Forget roses in February. Hortense Harang wants us to love flowers as they are, winter flowers in winter, spring flowers in spring, and especially those that grow in our regions. Because the figures are striking: nine out of ten flowers sold in France today are imported from Kenya, Ethiopia, Ecuador, Colombia, or overheated greenhouses in the Netherlands, produced with a lot of pesticides, insecticides, fungicides, and delivered by air.
An ultra-polluting globalized business that Hortense Harang has decided to counter, by creating a local and seasonal sector.
For fifteen years, she was a journalist, a war reporter for the BBC, and then, at the age of 37, she looked back on her career and on what has always fascinated her, horticulture, gardens, flowers , to set up his business, Fleurs d’Ici, a kind of parallel market, without stock or catalog.
Customers place orders on a theme, wedding, birth, birthday, then Hortense Harang finds the nearest florist and puts him in touch with a horticulturist in his region to create the ideal composition, only with flowers that grow during the month in question. question, and in the region of the buyer.
His model is what is called in the United States and England, the “Slow flowers” movement, the idea of promoting flowers with a minimal carbon footprint, in short circuits, cut the day before delivery, and organic. After all, if consumers are trying to eat healthier, why not apply the same principle to flowers? Since the first thing you do when you receive a bouquet is to stick your nose in it and inhale very hard, avoiding chemicals is not absurd.
When you buy flowers, there’s an 85% chance that they don’t come from France.
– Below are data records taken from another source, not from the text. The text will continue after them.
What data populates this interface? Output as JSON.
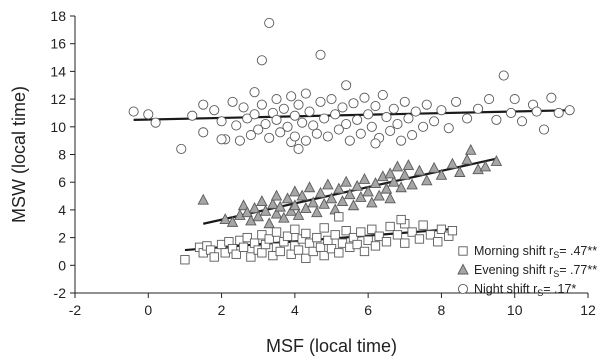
{
  "chart_data": {
    "type": "scatter",
    "title": "",
    "xlabel": "MSF (local time)",
    "ylabel": "MSW (local time)",
    "xlim": [
      -2,
      12
    ],
    "ylim": [
      -2,
      18
    ],
    "xticks": [
      -2,
      0,
      2,
      4,
      6,
      8,
      10,
      12
    ],
    "yticks": [
      -2,
      0,
      2,
      4,
      6,
      8,
      10,
      12,
      14,
      16,
      18
    ],
    "xtick_labels": [
      "-2",
      "0",
      "2",
      "4",
      "6",
      "8",
      "10",
      "12"
    ],
    "ytick_labels": [
      "-2",
      "0",
      "2",
      "4",
      "6",
      "8",
      "10",
      "12",
      "14",
      "16",
      "18"
    ],
    "legend_position": "bottom-right",
    "series": [
      {
        "name": "Morning shift",
        "stat_prefix": "r",
        "stat_sub": "S",
        "stat_value": "= .47**",
        "marker": "square",
        "fill": "#ffffff",
        "trend": {
          "x": [
            1.0,
            8.2
          ],
          "y": [
            1.1,
            2.6
          ]
        },
        "points": [
          [
            1.0,
            0.4
          ],
          [
            1.4,
            1.3
          ],
          [
            1.5,
            0.9
          ],
          [
            1.6,
            1.4
          ],
          [
            1.7,
            1.1
          ],
          [
            1.8,
            0.6
          ],
          [
            2.0,
            1.5
          ],
          [
            2.1,
            0.9
          ],
          [
            2.2,
            1.7
          ],
          [
            2.3,
            1.2
          ],
          [
            2.4,
            0.8
          ],
          [
            2.5,
            1.8
          ],
          [
            2.6,
            1.3
          ],
          [
            2.7,
            2.0
          ],
          [
            2.8,
            0.6
          ],
          [
            2.9,
            1.6
          ],
          [
            3.0,
            1.1
          ],
          [
            3.1,
            2.2
          ],
          [
            3.1,
            0.9
          ],
          [
            3.2,
            1.5
          ],
          [
            3.3,
            1.9
          ],
          [
            3.4,
            0.7
          ],
          [
            3.5,
            1.3
          ],
          [
            3.5,
            2.4
          ],
          [
            3.6,
            1.0
          ],
          [
            3.7,
            1.7
          ],
          [
            3.8,
            2.1
          ],
          [
            3.9,
            0.8
          ],
          [
            4.0,
            1.4
          ],
          [
            4.0,
            2.6
          ],
          [
            4.1,
            1.1
          ],
          [
            4.2,
            1.9
          ],
          [
            4.3,
            0.5
          ],
          [
            4.3,
            2.3
          ],
          [
            4.4,
            1.6
          ],
          [
            4.5,
            1.0
          ],
          [
            4.6,
            2.0
          ],
          [
            4.7,
            1.3
          ],
          [
            4.8,
            2.7
          ],
          [
            4.8,
            0.7
          ],
          [
            4.9,
            1.8
          ],
          [
            5.0,
            1.2
          ],
          [
            5.1,
            2.2
          ],
          [
            5.2,
            0.9
          ],
          [
            5.3,
            1.6
          ],
          [
            5.4,
            2.5
          ],
          [
            5.5,
            1.3
          ],
          [
            5.6,
            2.0
          ],
          [
            5.7,
            1.5
          ],
          [
            5.8,
            2.4
          ],
          [
            5.9,
            1.0
          ],
          [
            6.0,
            1.8
          ],
          [
            6.1,
            2.6
          ],
          [
            6.2,
            1.4
          ],
          [
            6.3,
            2.1
          ],
          [
            6.5,
            1.7
          ],
          [
            6.6,
            2.8
          ],
          [
            6.8,
            2.2
          ],
          [
            7.0,
            1.6
          ],
          [
            7.0,
            3.0
          ],
          [
            7.2,
            2.4
          ],
          [
            7.4,
            1.9
          ],
          [
            7.5,
            2.9
          ],
          [
            7.7,
            2.2
          ],
          [
            7.9,
            1.7
          ],
          [
            8.0,
            2.6
          ],
          [
            8.2,
            2.1
          ],
          [
            8.3,
            2.5
          ],
          [
            6.9,
            3.3
          ],
          [
            5.2,
            3.5
          ]
        ]
      },
      {
        "name": "Evening shift",
        "stat_prefix": "r",
        "stat_sub": "S",
        "stat_value": "= .77**",
        "marker": "triangle",
        "fill": "#a6a6a6",
        "trend": {
          "x": [
            1.5,
            9.5
          ],
          "y": [
            3.0,
            7.7
          ]
        },
        "points": [
          [
            1.5,
            4.7
          ],
          [
            2.1,
            3.3
          ],
          [
            2.3,
            3.1
          ],
          [
            2.5,
            3.6
          ],
          [
            2.6,
            4.3
          ],
          [
            2.7,
            3.8
          ],
          [
            2.8,
            3.2
          ],
          [
            2.9,
            4.1
          ],
          [
            3.0,
            3.5
          ],
          [
            3.1,
            4.6
          ],
          [
            3.2,
            3.9
          ],
          [
            3.3,
            3.0
          ],
          [
            3.4,
            4.4
          ],
          [
            3.5,
            3.7
          ],
          [
            3.5,
            5.0
          ],
          [
            3.6,
            4.2
          ],
          [
            3.7,
            3.4
          ],
          [
            3.8,
            4.8
          ],
          [
            3.9,
            3.9
          ],
          [
            4.0,
            5.3
          ],
          [
            4.0,
            4.3
          ],
          [
            4.1,
            3.6
          ],
          [
            4.2,
            5.0
          ],
          [
            4.3,
            4.1
          ],
          [
            4.4,
            5.6
          ],
          [
            4.5,
            4.5
          ],
          [
            4.6,
            3.8
          ],
          [
            4.7,
            5.2
          ],
          [
            4.8,
            4.4
          ],
          [
            4.9,
            5.8
          ],
          [
            5.0,
            4.8
          ],
          [
            5.1,
            4.0
          ],
          [
            5.2,
            5.5
          ],
          [
            5.3,
            4.6
          ],
          [
            5.4,
            6.0
          ],
          [
            5.5,
            5.1
          ],
          [
            5.6,
            4.3
          ],
          [
            5.7,
            5.7
          ],
          [
            5.8,
            4.9
          ],
          [
            5.9,
            6.2
          ],
          [
            6.0,
            5.3
          ],
          [
            6.1,
            4.5
          ],
          [
            6.2,
            5.9
          ],
          [
            6.3,
            5.0
          ],
          [
            6.4,
            6.4
          ],
          [
            6.5,
            5.5
          ],
          [
            6.6,
            4.8
          ],
          [
            6.7,
            6.0
          ],
          [
            6.8,
            7.1
          ],
          [
            6.9,
            5.6
          ],
          [
            7.0,
            6.5
          ],
          [
            7.1,
            7.2
          ],
          [
            7.2,
            5.8
          ],
          [
            7.4,
            6.8
          ],
          [
            7.6,
            6.1
          ],
          [
            7.8,
            7.0
          ],
          [
            8.0,
            6.5
          ],
          [
            8.3,
            7.3
          ],
          [
            8.5,
            6.7
          ],
          [
            8.7,
            7.6
          ],
          [
            9.0,
            6.9
          ],
          [
            9.2,
            7.1
          ],
          [
            9.5,
            7.5
          ],
          [
            8.8,
            8.3
          ],
          [
            6.6,
            6.6
          ]
        ]
      },
      {
        "name": "Night shift",
        "stat_prefix": "r",
        "stat_sub": "S",
        "stat_value": "= .17*",
        "marker": "circle",
        "fill": "#ffffff",
        "trend": {
          "x": [
            -0.4,
            11.6
          ],
          "y": [
            10.5,
            11.2
          ]
        },
        "points": [
          [
            -0.4,
            11.1
          ],
          [
            0.2,
            10.3
          ],
          [
            0.9,
            8.4
          ],
          [
            1.2,
            10.8
          ],
          [
            1.5,
            9.6
          ],
          [
            1.8,
            11.2
          ],
          [
            2.0,
            10.4
          ],
          [
            2.1,
            9.1
          ],
          [
            2.3,
            11.8
          ],
          [
            2.4,
            10.1
          ],
          [
            2.5,
            9.0
          ],
          [
            2.6,
            11.4
          ],
          [
            2.7,
            10.6
          ],
          [
            2.8,
            9.4
          ],
          [
            2.9,
            12.5
          ],
          [
            2.9,
            10.9
          ],
          [
            3.0,
            9.8
          ],
          [
            3.1,
            11.6
          ],
          [
            3.2,
            10.2
          ],
          [
            3.3,
            9.2
          ],
          [
            3.3,
            17.5
          ],
          [
            3.4,
            11.0
          ],
          [
            3.5,
            10.5
          ],
          [
            3.5,
            12.0
          ],
          [
            3.6,
            9.6
          ],
          [
            3.7,
            11.3
          ],
          [
            3.8,
            10.0
          ],
          [
            3.9,
            8.9
          ],
          [
            3.9,
            12.2
          ],
          [
            4.0,
            10.8
          ],
          [
            4.0,
            9.3
          ],
          [
            4.1,
            11.6
          ],
          [
            4.2,
            10.3
          ],
          [
            4.3,
            9.0
          ],
          [
            4.3,
            12.4
          ],
          [
            4.4,
            11.1
          ],
          [
            4.5,
            10.1
          ],
          [
            4.6,
            9.5
          ],
          [
            4.7,
            11.8
          ],
          [
            4.7,
            15.2
          ],
          [
            4.8,
            10.6
          ],
          [
            4.9,
            9.3
          ],
          [
            5.0,
            12.0
          ],
          [
            5.1,
            10.9
          ],
          [
            5.2,
            9.8
          ],
          [
            5.3,
            11.4
          ],
          [
            5.4,
            10.2
          ],
          [
            5.4,
            13.0
          ],
          [
            5.5,
            9.0
          ],
          [
            5.6,
            11.7
          ],
          [
            5.7,
            10.5
          ],
          [
            5.8,
            9.5
          ],
          [
            5.9,
            12.1
          ],
          [
            6.0,
            10.9
          ],
          [
            6.1,
            10.0
          ],
          [
            6.2,
            11.5
          ],
          [
            6.3,
            9.2
          ],
          [
            6.4,
            12.3
          ],
          [
            6.5,
            10.7
          ],
          [
            6.6,
            9.7
          ],
          [
            6.7,
            11.3
          ],
          [
            6.8,
            10.2
          ],
          [
            6.9,
            9.0
          ],
          [
            7.0,
            11.8
          ],
          [
            7.1,
            10.6
          ],
          [
            7.2,
            9.4
          ],
          [
            7.3,
            11.1
          ],
          [
            7.5,
            10.0
          ],
          [
            7.6,
            11.6
          ],
          [
            7.8,
            10.4
          ],
          [
            8.0,
            11.2
          ],
          [
            8.2,
            9.9
          ],
          [
            8.4,
            11.8
          ],
          [
            8.7,
            10.6
          ],
          [
            9.0,
            11.3
          ],
          [
            9.3,
            12.0
          ],
          [
            9.5,
            10.5
          ],
          [
            9.7,
            13.7
          ],
          [
            9.9,
            11.0
          ],
          [
            10.2,
            10.4
          ],
          [
            10.5,
            11.6
          ],
          [
            10.8,
            9.8
          ],
          [
            11.0,
            12.1
          ],
          [
            11.2,
            11.0
          ],
          [
            11.5,
            11.2
          ],
          [
            3.1,
            14.8
          ],
          [
            4.1,
            8.4
          ],
          [
            6.2,
            8.8
          ],
          [
            2.0,
            9.1
          ],
          [
            1.5,
            11.6
          ],
          [
            0.0,
            10.9
          ],
          [
            10.0,
            12.0
          ],
          [
            10.6,
            11.1
          ]
        ]
      }
    ]
  }
}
Meeting with François Bataillard who himself strives to cultivate without pesticides and locally.“On the front: Valentine’s Day, what are our bouquets hiding? » https://t.co/O4LrPOPznr pic.twitter.com/Pw3dJlKk8F
— france.tv (@francetv) February 7, 2022
And her concept works: in 2022, Hortense Harang celebrates the five years of her company, last year, she saw her orders jump 500%, and now plans to go further by changing the law. Last week, she launched a petition calling on presidential candidates to ban massive flower imports. His approach invites us to become curious again, to ask ourselves why do we want roses in February when they only grow from May? And above all to ask the question: what else is there? In this case, in February, heaps of varieties, of all colors: mimosa, ranunculus, wallflowers, or even violets.